[comp.protocols.tcp-ip] quipu as X.500 server

mrose@cheetah.nyser.net (Marshall Rose) (07/10/89)

You raise some good issues about representations and algorithms.
Whilst I have never been a particularly big fan of the in-memory
approach used by QUIPU, let me explain why I think your comparison is
somewhat off the mark.

If the problem was scanning textual information kept in a single file on
a local disk for regular expressions, then I would simply use grep.
Your figures on grep's performance demonstrate why that is the correct
approach for that problem.

Unfortunately, that's not the problem given to the people who wrote the
Directory spec.  There were a few more constraints that had to be accommodated:

	- information must be distributed on different systems,
	  potentially geographically distant

	- information must be hierarchical in nature, primarily to
	  support autonomous control over parts of the information (of course
	  there is no explicit mapping between the hierarchy and the
	  location of the information).

	- arbitrary binary information, in addition to textual information,
	  must be accommodated; each type of data may have its own searching
	  and comparison characteristics

	- information must be updatable (add, modify, delete)

	- access to information must also support a remote comparison
	  paradigm, when the owner of the information doesn't want it to
	  leave their system (e.g., passwords)

There are probably some others, but these are the ones which jump out at
me.  Whilst grep is very good in the test case you devised, I don't
think it would work if it had to deal with these five other handicaps.
Just in passing, I'll note that five years ago, a similar argument might
have been made about the DNS--why not use grep over /etc/hosts instead
of sending queries to who-knows-where.  (Of course, I'm not comparing
the DNS and the Directory here, but it does make a rather interesting
example!)

Nonetheless, your criticism of QUIPU's in-core strategy remains.  One of
the things I am interested in studying in the pilot project is, in
practice, how much this really becomes a problem.  There is this
theory that a decent whitepages user interface exploits the hierarchy of
the naming architecture to perform more intelligent searchs, thus
reducing the exposure of this in-core business.  I myself wouldn't
structure an organization such that it had 16K users at a single
level--either in a database or in real life, so I'm interested in
finding out what the limits of this theory are.
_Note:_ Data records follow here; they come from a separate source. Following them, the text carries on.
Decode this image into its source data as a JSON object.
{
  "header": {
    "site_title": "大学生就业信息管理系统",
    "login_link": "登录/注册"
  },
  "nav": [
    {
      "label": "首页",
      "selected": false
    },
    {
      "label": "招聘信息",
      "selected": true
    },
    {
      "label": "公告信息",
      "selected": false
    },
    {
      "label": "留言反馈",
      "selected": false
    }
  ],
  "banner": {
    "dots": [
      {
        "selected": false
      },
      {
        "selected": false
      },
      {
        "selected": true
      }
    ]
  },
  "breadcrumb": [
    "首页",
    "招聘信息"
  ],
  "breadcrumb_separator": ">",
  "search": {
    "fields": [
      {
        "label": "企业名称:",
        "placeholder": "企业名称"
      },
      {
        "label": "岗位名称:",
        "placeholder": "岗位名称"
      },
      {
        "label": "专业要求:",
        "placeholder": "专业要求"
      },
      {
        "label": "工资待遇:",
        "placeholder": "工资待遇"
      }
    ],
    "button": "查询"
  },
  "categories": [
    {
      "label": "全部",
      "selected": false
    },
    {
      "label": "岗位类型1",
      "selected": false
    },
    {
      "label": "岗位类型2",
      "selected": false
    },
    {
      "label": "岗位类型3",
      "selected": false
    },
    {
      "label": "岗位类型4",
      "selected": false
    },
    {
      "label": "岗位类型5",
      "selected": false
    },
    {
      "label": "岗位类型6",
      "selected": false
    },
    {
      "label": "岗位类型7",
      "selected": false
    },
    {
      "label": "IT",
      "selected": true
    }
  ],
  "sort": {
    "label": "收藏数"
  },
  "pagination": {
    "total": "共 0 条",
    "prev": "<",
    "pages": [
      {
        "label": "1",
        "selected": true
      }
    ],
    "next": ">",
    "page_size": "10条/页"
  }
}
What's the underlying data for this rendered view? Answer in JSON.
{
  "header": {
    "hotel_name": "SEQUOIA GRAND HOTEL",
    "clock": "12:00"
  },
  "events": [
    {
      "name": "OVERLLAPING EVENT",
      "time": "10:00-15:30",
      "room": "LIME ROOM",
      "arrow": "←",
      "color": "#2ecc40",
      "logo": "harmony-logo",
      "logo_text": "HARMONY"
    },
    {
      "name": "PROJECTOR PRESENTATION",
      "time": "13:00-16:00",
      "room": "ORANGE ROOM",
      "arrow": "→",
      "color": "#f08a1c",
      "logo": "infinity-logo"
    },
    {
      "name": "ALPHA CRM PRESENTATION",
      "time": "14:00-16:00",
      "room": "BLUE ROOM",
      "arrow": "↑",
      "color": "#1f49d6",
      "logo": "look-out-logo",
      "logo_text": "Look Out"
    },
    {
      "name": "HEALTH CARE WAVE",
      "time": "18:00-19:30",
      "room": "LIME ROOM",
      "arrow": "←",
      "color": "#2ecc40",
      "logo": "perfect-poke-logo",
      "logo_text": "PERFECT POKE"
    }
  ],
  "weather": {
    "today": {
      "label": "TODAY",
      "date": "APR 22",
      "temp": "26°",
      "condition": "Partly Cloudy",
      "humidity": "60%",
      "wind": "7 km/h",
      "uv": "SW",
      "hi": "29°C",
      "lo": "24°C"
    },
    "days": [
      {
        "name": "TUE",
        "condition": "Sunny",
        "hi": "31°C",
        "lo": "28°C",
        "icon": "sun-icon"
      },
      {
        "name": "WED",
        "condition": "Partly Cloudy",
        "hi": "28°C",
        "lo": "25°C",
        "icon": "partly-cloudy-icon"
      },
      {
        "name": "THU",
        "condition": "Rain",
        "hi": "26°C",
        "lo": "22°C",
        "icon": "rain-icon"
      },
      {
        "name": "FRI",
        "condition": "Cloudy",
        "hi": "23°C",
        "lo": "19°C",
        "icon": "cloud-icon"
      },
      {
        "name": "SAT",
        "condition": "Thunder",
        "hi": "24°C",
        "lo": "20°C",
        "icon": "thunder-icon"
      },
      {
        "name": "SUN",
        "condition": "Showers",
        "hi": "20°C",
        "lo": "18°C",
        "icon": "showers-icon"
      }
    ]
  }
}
By the way, you should note that the statement

	gnu-grep can always scan ... using arbitrary regular expressions
	which are more powerful than those in X.500

is not strictly true.  While regexps are more powerful than the modest
wildcarding facilities in the Directory, the Directory has the concept
of approximate matching, which grep does not.  In QUIPU, for example, an
approximate match of a surname data type involves applying a soundex
algorithm.  (I don't think the GNU folks have added that option to
gnu-grep ... yet!)

/mtr